Selon Andrea Stella, directeur de l’équipe McLaren, le niveau de marsouinage observé à Las Vegas était inattendu et préoccupant. « Il ressortait clairement des données que ce niveau de marsouinage serait préoccupant », a-t-il déclaré. L’équipe a rapidement identifié que ces rebonds généraient une énergie de dérapage élevée, incitant les pilotes à adopter des mesures correctives sur différentes portions du circuit.
Pour tenter de réduire la charge aérodynamique en fin de ligne droite, McLaren a demandé à ses pilotes d’utiliser une technique de « lift and coast » (lever et relâcher l’accélérateur). Stella a toutefois admis que ces efforts n’ont pas été suffisamment efficaces. « Malheureusement, nous avons également constaté qu’en raison de la fenêtre de fonctionnement de la voiture et des caractéristiques du circuit, la plupart de ces actions n’étaient pas suffisamment efficaces pour réduire le marsouinage », a-t-il précisé.
Le marsouinage, un phénomène causé par une perturbation de l’écoulement de l’air sous la voiture, est particulièrement problématique avec les monocoques équipées de fonds plats de type « venturi ». Ces dispositifs sont conçus pour accélérer l’air et créer une aspiration, améliorant ainsi l’adhérence en virage. Lorsque l’écoulement est perturbé, la voiture rebondit. Stella a souligné qu’il ne s’agissait pas d’une recherche excessive de performance, mais plutôt d’une anomalie dans le comportement de la voiture. « Il s’agit d’une anomalie dans le comportement de la voiture, plutôt qu’à une recherche excessive ou déraisonnable de la performance », a-t-il affirmé.
L’équipe a constaté que la marge de sécurité intégrée dans le réglage de la voiture avait été annulée par l’apparition de ces oscillations verticales, entraînant des contacts au sol. L’usure des patins métalliques, bien que constatée, était jugée « relativement mineure » par Stella.
Les inspections post-course ont révélé des infractions au règlement technique. Sur la voiture de Lando Norris, deux patins étaient usés au-delà des limites autorisées : un à l’avant de 0,12 mm et un à l’arrière de 0,07 mm. Pour Oscar Piastri, trois patins étaient non conformes, avec des usures de 0,04 mm, 0,26 mm à l’avant et de 0,1 mm à l’arrière.

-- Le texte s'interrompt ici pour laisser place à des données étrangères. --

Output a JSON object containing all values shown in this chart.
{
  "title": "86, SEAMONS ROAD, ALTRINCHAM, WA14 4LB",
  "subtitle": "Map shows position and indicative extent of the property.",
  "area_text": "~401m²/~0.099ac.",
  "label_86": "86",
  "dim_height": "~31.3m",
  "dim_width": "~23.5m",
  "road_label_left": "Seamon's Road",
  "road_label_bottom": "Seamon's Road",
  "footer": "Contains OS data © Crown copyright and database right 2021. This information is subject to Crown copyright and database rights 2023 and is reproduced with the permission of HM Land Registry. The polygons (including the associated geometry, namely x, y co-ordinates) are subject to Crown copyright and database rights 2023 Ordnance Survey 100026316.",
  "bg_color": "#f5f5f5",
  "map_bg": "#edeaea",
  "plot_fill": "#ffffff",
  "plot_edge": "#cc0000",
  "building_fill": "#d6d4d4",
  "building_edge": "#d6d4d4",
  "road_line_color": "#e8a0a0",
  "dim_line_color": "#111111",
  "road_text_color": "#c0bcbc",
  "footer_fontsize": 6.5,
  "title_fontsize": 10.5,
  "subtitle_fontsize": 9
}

Stella a critiqué le manque de proportionnalité dans l’application des sanctions pour les infractions techniques. « Contrairement aux règles sportives ou financières, il n’y a pas de proportionnalité dans l’application des sanctions en cas d’infraction aux règlements techniques », a-t-il déclaré. La FIA a d’ailleurs reconnu la nécessité de corriger ce déséquilibre pour éviter des sanctions disproportionnées pour des infractions mineures.

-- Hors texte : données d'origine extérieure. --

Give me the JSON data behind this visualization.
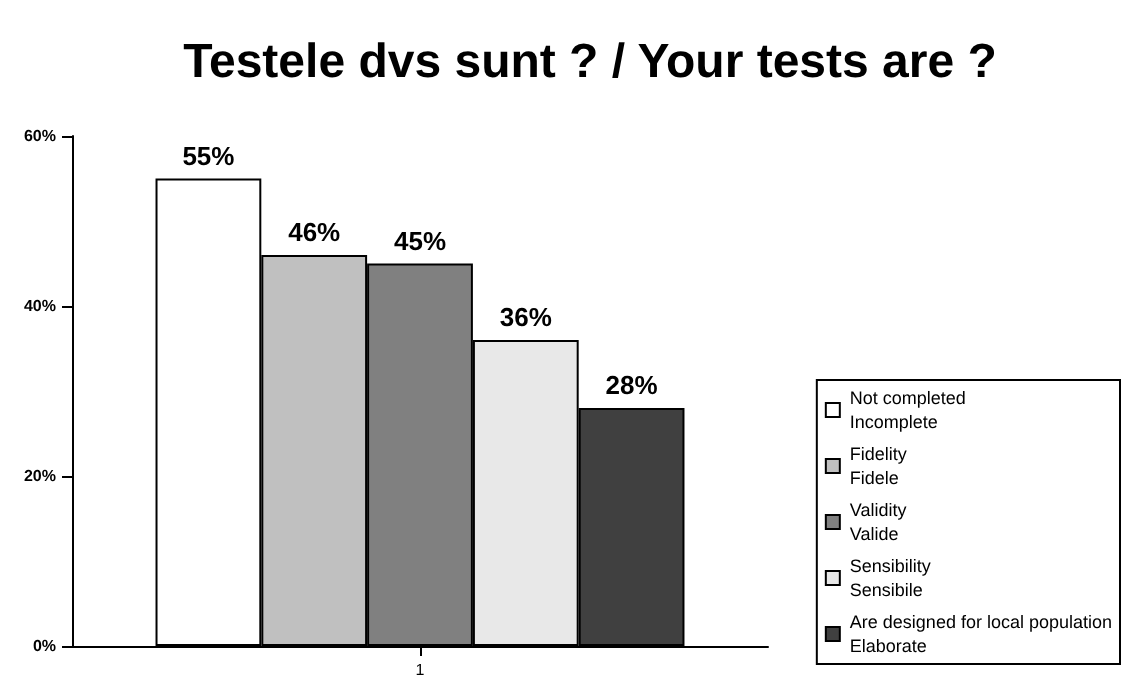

L’équipe McLaren ne prévoit pas que ces problèmes se reproduisent au Grand Prix du Qatar. « Les conditions que nous avons connues le week-end dernier et qui ont conduit à l’apparition de marsouins et à un excès d’échouement, par rapport à ce qui était prévu, sont très spécifiques à la fenêtre de fonctionnement de la voiture à Vegas et aux caractéristiques du circuit », a expliqué Stella. Il se montre confiant dans la capacité de l’équipe à adapter le réglage de la voiture pour le Circuit International de Lusail.